Welcome to Kent

Kent is located in north-central Putnam County. It is a beautiful area, full of woods, ponds, lakes, mountains and wildlife.

The land that would one day become Kent was first settled by Native Americans approximately 10,000-12,000 years ago. It became the home of the Nochpeem, a member tribe of the Wappinger Confederacy, of the Algonquin Nation.

European settlement began in the 1600’s. In 1687 two Dutch fur traders, Jan Roelof Sybrandt and Lambert Dorlandt, purchased the western one-third of what would become Putnam County which included Kent. They sold this land to Adolph Philipse, who was granted a royal patent on June 7, 1687 for land that reached from the Hudson River to the Connecticut border, well over 200,000 acres

As European settlement increased, the local Wappingers began to fight to retain their land. Their last sachem, Chief Daniel Nimham, became the leader of the tribe in 1752 and spent the decades before the Revolution suing the Philipse family for return of the land. His unsuccessful struggle saw him travel to London to present his case to the King. When the Revolution broke out, the Wappingers under Nimham joined the Patriot cause. Nimham, his son and sixty braves all perished at the Battle of Kingsbridge in 1778.

During the Revolution, most of Kent's tenant farmers served in the 7th Regiment of Dutchess County under Colonel Henry Ludington. Ludington, an aide and friend of General Washington, with his wife Abigail, raised 12 children and ran a 229-acre farm and built a gristmill in the area of Kent now known as Ludingtonville. On April 26, 1777, word was received that the British were attacking Danbury. Sybil Ludington, their daughter who was just 16, rode horseback all night in the rain to alert her father's troops. After the War, Colonel Ludington served in the County Legislature.

Following the Revolution, most of Kent was confiscated from the Philipse heirs and many tenant farmers were able to purchase the land they had been farming. In addition to cattle farming, mining and charcoal manufacturing became important industries until the early 1900s.
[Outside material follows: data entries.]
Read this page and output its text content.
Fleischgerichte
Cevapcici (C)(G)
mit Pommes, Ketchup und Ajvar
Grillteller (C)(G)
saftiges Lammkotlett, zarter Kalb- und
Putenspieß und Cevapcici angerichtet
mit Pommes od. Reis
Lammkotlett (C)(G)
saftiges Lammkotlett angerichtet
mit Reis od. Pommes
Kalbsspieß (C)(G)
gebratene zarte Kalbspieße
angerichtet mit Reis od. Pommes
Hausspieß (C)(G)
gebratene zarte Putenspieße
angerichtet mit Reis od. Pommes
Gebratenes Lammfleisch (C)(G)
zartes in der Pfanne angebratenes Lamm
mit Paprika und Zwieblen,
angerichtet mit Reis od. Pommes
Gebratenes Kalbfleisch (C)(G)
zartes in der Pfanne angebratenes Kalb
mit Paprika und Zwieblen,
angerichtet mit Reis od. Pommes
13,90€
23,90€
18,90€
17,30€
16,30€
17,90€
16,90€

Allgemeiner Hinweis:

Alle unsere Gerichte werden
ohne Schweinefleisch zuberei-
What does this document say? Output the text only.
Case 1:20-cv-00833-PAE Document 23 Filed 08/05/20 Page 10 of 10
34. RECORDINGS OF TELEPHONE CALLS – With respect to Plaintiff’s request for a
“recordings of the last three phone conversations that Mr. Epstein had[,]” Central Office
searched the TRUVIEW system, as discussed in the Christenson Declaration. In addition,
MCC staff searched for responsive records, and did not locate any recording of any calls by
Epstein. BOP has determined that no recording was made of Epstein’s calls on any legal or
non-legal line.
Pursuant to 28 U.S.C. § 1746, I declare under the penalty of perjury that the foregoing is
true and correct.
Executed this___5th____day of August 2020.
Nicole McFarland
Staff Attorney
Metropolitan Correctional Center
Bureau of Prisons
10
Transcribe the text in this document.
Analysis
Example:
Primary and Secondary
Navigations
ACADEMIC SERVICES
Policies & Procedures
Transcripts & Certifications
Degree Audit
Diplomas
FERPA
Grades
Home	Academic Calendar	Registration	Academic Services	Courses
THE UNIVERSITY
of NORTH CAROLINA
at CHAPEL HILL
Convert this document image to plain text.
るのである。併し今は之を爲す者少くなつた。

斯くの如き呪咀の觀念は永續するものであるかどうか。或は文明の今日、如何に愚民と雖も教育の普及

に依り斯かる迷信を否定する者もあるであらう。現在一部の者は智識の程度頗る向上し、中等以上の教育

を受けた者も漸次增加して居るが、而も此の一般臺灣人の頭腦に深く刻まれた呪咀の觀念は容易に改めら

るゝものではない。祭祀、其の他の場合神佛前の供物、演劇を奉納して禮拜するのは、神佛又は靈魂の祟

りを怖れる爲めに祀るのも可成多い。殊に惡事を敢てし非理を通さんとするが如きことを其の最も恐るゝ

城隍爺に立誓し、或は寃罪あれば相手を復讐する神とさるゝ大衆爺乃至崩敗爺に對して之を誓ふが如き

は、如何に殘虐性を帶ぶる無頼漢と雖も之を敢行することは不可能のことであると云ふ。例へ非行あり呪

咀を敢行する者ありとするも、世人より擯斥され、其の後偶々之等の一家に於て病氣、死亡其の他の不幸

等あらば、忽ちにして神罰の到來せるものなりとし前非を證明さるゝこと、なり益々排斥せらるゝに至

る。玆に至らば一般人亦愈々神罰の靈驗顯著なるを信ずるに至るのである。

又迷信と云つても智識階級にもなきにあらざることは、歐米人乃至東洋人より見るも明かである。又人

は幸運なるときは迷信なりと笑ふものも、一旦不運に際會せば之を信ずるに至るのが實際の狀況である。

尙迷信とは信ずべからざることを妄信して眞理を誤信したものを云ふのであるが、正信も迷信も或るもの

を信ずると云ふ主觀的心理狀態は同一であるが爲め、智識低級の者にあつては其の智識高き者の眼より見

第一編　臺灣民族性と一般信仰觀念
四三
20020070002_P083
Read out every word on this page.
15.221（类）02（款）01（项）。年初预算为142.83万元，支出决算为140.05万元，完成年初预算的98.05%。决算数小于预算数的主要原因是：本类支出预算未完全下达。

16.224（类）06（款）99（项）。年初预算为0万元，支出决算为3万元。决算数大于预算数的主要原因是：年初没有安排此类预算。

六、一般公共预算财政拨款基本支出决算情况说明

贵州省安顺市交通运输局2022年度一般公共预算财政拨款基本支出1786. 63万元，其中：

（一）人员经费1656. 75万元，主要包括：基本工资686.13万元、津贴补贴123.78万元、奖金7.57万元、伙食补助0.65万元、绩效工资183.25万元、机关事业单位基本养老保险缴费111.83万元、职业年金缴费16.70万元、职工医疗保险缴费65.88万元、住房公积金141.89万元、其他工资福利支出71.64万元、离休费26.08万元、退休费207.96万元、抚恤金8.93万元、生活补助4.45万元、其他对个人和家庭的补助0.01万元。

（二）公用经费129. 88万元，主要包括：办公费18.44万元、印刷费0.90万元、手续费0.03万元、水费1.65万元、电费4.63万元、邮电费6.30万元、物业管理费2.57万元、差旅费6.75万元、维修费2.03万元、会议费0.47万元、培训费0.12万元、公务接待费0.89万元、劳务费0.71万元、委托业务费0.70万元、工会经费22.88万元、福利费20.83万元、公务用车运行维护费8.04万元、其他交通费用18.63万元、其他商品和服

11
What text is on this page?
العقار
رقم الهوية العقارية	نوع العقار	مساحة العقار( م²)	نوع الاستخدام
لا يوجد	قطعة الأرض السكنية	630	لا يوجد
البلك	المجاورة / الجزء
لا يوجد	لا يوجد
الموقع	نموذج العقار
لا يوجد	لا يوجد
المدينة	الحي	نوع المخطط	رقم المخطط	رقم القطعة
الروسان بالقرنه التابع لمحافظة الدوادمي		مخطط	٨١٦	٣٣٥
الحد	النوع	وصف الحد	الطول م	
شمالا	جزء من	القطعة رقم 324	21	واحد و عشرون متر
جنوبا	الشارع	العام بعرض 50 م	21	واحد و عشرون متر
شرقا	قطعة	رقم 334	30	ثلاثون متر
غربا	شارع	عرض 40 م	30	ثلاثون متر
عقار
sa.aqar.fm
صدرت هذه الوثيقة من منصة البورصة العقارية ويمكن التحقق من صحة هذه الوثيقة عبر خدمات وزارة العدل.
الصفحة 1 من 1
The Town of Kent was part of Frederickstown, which was established March 7, 1788. Kent became a separate town in 1795, known as Fredericks. Originally part of Dutchess County, Kent became part of Putnam County in 1812. On April 15, 1817 the name was changed to Kent to honor a local family, whose most famous member was Chancellor James Kent, Columbia University's first professor of law and author of the standard legal reference of its day, Commentaries on American Law.

The beginning of the 20th century saw the decline of farming, but the rise of Kent as a vacation destination. The construction of the Taconic Parkway in the early 1930s greatly facilitated access to Kent for people from the New York City area. Drawn by its natural beauty, people from the city and beyond came here and established seasonal communities, camps and clubs. The construction of I-84 and I-684 in the 1970s opened the area up for the first time to large residential development.

Today, Kent retains its rural character with its natural beauty and scenic charm. Almost half of its 43 square miles is open space, accessible to the public for a wide variety of recreational activities such as hiking, fishing, boating, and hunting.